27,2% são para mulheres. Nenhuma delas se autodeclara preta ou indígena.

— Quem é pesquisador no Brasil sabe quantas boas pesquisadoras nível 1 estão à margem do sistema. Eu fujo à

regra porque tive a oportunidade de estudar. Quando fui mãe, o pai da minha filha me dava total apoio — recorda-

se Helena. — No programa atual de bolsas, existem poucas vagas e carência de uma avaliação para além do mérito.

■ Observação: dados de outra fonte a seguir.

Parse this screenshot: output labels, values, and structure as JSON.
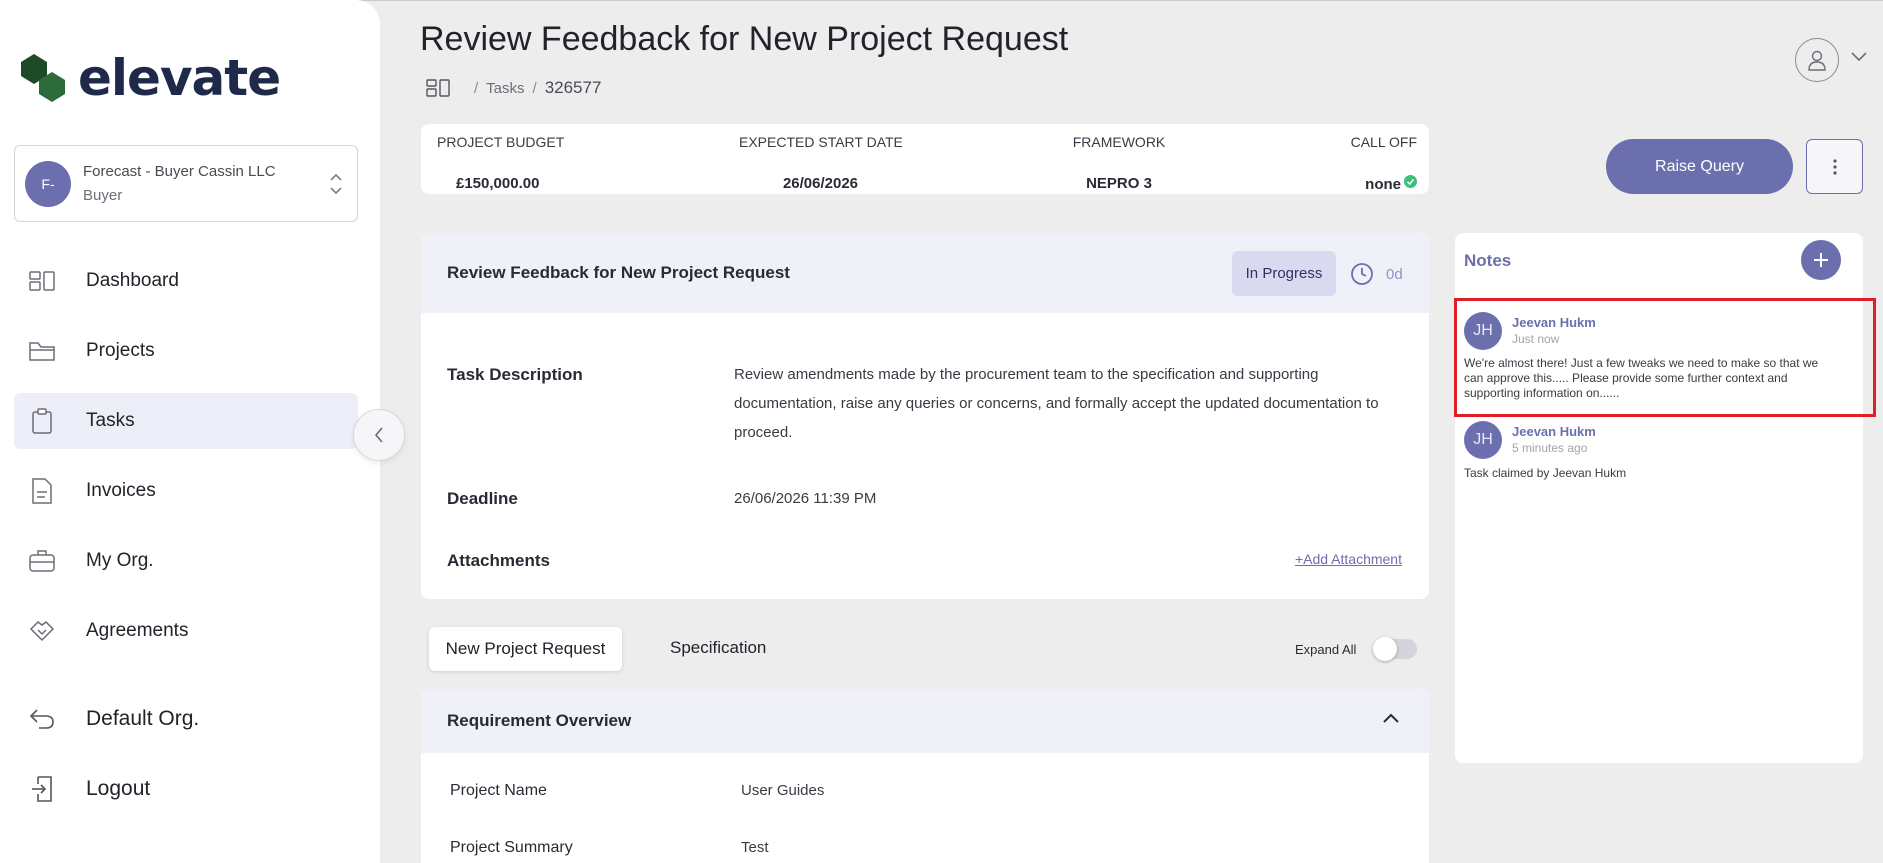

Primeira doutora negra titular do Instituto de Biologia da Universidade Federal Fluminense, ela conta que chegou a

alcançar o nível 1B, mas caiu de categoria após desviar o foco de uma de suas pesquisas, que observou as

necessidades das pessoas surdas na pandemia da Covid-19. Para retormar ao patamar, ela levará de dois a quatro

anos.

A participação de mulheres nas bolsas PQ não sofreu mudança expressiva em 20 anos: em 2004, eram 33,4%; hoje,

são 35,6%. Houve um aumento de pessoas pardas (9,2% em 2005 e 15,8% em 2023). Mas a participação de pessoas

pretas continua baixa — de 1,1% para 2,8%, na mesma comparação. Já a participação de indígenas não chega a

0,5%.
As bolsas de produtividade são divididas em cinco níveis. Para a distribuição das bolsas são definidos critérios

próprios pelos Comitês de Assessoramento (CAs) de cada área do conhecimento. Nenhum deles garante reserva de

vaga com base no gênero ou na cor dos candidatos.

‘Muitas desistem’

Para a coordenadora do Parent in Science, Fernanda Staniscuaski, as pesquisadoras subrepresentadas são afetadas

pelo racismo estrutural.

— Os CAs levam em consideração as métricas de produtividade como cerne na aprovação das bolsas, atributo que

não valoriza a carreira das mulheres, marcada pela falta de acessos, pelo trabalho extra e pelo cuidado de pessoas

fora da academia. Muitas desistem das bolsas por terem suas pesquisas preteridas diversas vezes. Apesar de

existirem medidas compensatórias para as que têm tempo menor de contribuição com pesquisas, não são

suficientes — analisa Fernanda, defendendo ainda a criação de um grupo de trabalho para monitorar a distribuição

das bolsas PQ.

O CNPq informou em nota que o Programa Mulher e Ciência, criado em 2005, já investiu R$ 20 milhões em mais de

700 projetos. O conselho acrescentou que permite a prorrogação de várias modalidades de bolsas em caso de parto

e adoção, e a inserção no Currículo Lattes da licença-maternidade, além de recomendar aos CAs a admissão de

medidas para correção das possíveis lacunas de gênero e étnico-raciais. Em 2023, segundo o CNPq, mais de 50% dos

integrantes dos comitês passaram a ser mulheres.